The Rings of Saturn, by W.G. Sebald

I’ve been meaning to read this book for some time. It’s ostensibly a travel memoir, a record of a walking tour of Suffolk, on the east coast of England, that Sebald took in August, 1992. However, the narrator sometimes seems to be someone else. The title comes from one of the epigraphs, a quote from the Brockhaus Encyclopedia explaining that Saturn’s rings are probably “fragments of a former moon” that was destroyed when it came too near the planet.

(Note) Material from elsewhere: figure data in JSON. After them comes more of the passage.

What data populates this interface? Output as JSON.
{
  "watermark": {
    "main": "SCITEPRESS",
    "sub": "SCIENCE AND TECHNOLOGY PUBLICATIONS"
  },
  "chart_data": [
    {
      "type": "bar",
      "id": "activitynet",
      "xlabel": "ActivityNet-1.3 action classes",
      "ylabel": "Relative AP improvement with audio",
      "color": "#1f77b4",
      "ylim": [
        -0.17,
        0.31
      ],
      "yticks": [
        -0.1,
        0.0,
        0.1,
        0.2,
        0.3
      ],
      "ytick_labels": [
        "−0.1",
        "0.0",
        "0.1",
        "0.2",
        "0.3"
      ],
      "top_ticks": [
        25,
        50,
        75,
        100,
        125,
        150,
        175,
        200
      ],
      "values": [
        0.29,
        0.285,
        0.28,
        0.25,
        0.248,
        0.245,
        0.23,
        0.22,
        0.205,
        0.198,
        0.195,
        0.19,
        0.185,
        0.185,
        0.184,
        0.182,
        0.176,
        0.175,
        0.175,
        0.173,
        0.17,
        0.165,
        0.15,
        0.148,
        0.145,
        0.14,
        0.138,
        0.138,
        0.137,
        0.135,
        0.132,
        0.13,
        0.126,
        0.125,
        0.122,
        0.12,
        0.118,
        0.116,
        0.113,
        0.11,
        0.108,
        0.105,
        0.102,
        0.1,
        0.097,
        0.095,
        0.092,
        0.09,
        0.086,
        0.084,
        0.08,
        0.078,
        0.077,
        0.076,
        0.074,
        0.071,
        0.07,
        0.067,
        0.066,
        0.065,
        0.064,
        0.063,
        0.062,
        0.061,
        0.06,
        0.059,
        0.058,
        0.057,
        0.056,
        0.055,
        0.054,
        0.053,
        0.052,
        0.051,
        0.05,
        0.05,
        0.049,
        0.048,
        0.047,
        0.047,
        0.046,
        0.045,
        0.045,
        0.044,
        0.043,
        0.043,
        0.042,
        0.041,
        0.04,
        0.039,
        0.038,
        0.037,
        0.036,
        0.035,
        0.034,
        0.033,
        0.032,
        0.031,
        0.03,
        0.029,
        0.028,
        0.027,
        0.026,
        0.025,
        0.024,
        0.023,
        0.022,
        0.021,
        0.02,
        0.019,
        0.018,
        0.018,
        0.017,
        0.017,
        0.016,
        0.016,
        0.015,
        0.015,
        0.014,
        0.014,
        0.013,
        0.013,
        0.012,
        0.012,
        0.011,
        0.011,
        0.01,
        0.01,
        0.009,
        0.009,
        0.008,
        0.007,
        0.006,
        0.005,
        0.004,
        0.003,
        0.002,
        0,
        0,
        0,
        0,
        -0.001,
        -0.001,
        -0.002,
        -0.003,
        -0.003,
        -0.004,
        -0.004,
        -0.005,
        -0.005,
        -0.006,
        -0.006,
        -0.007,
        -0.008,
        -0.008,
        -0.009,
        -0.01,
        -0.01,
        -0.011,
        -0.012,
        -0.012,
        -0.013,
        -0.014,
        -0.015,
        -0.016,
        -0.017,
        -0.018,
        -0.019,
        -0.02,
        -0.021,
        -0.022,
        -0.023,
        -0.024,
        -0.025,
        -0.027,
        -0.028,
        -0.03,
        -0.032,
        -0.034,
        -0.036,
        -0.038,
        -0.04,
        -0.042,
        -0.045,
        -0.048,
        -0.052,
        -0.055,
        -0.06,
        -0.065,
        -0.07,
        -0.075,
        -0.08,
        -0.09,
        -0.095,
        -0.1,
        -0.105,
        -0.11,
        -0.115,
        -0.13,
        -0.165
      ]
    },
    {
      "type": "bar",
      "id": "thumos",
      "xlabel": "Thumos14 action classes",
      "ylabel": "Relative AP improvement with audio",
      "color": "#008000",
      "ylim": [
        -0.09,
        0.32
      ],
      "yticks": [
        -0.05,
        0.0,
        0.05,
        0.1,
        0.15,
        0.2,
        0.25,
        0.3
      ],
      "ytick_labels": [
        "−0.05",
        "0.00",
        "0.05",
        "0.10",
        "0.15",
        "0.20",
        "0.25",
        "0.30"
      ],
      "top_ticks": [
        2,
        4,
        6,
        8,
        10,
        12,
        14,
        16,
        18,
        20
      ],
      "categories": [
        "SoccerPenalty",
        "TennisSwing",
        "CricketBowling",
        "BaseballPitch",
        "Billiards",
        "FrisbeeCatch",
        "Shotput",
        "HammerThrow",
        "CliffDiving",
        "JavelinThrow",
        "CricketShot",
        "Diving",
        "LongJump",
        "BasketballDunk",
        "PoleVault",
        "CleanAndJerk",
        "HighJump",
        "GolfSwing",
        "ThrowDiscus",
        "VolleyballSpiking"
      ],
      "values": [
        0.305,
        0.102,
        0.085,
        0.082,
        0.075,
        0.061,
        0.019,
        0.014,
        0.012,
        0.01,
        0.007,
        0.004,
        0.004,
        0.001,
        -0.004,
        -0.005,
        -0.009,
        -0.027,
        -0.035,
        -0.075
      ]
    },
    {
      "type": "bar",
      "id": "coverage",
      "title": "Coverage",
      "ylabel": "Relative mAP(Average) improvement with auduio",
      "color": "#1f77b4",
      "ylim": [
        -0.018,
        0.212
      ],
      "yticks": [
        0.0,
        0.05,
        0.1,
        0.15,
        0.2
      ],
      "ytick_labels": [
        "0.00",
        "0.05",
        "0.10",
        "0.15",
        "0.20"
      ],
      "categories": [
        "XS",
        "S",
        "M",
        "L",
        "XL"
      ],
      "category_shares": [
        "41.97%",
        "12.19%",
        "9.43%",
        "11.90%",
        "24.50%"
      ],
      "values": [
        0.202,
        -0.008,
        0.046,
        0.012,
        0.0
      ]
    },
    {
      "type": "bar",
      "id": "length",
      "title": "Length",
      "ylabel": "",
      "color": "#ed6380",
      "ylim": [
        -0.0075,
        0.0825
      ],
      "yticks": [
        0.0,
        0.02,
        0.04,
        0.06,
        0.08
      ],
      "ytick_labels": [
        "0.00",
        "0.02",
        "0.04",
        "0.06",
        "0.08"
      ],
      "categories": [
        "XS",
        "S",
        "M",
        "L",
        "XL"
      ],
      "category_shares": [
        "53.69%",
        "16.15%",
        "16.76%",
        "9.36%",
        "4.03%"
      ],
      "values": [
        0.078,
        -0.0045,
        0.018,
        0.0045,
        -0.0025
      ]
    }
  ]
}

The image works on several different levels, not just his circuitous route around Suffolk but also the wanderings of his mind. Each location prompts a memory, some bit of arcane knowledge or history which Sebald shares with us. For example, sitting on the beach near Southwold, he is reminded of the Battle of Sole Bay, when the Dutch fleet attacked in 1672 and of the painting at the Greenwich Maritime Museum. He imagines the scene in rich detail, the powder magazines exploding, the hulls burning down to the waterline, the yellowish-black smoke. He says that the body of the commander of the English fleet, the Earl of Sandwich, washed ashore a few weeks later, “the seams of his uniform had burst asunder, the buttonholes were torn open, yet the Order of the Garter still gleamed in undiminished splendour.”

In another chapter, the bridge over the Blythe reminds him that the train that first ran on it was originally built for the Emperor of China. The story of how that came to happen is spun out through the Taiping rebellion, the Opium Wars, several emperors, Charles George Gordon (later of Khartoum fame), a scheming dowager empress and her silkworms.

In other chapters we learn about herrings, an Anglo-irish rebel, Joseph Conrad, Norfolk’s silk industry, and a housekeeper who obeyed her employer’s injunction never to speak to him and as a result was left a fortune, among much else—all of it fascinating. And almost all of it tinged with melancholy. He visits the once-thriving towns of Suffolk that are now run-down, remembering the luxury hotels and mansions that have now disappeared or become schools or hospitals. He walks across scrub that was once fields for the flocks of sheep required by the booming wool trade, now gone. His stories are illustrated by grainy black and white photographs, quirky evocations of a remembered past.

He ruminates about the things that are lost, things that have been destroyed or have disintegrated, such as the windmills “whose white sails revolved over the marshes of Halvergate and all along the coast”, dismantled after WWI. It is not surprising that he checked into a hospital at the end of his tour.

The narrator is working on a translation of Thomas Browne’s Urn Burial, a 1658 philosophical “Discourse” prompted by the discovery of some Bronze Age burial urns in Norfolk. While talking about various burial customs, Browne, a devout Christian, reflects on the transitory nature of our achievements in this life. References to Browne crop up in Sebald’s narrative, from his presence at an anatomy lesson in Amsterdam, recorded by Rembrandt, to his catalogue of remarkable books and other artifacts that Sebald believes were mostly imaginary.

The fashion these days is for memoirs to be built primarily of dramatic scenes, held together by as little narration as possible. This book is an interesting hybrid because, though it is all narrated by the author, he infuses his stories with plenty of drama, enough to keep me reading through the night. Even with his stories of what has been lost or forgotten, I loved this book. It is one I will long treasure and return to. Saturn’s rings made of fragments of a moon also make a fitting image for these themes of memory and decay.

What comes to mind when you think of the east coast of England?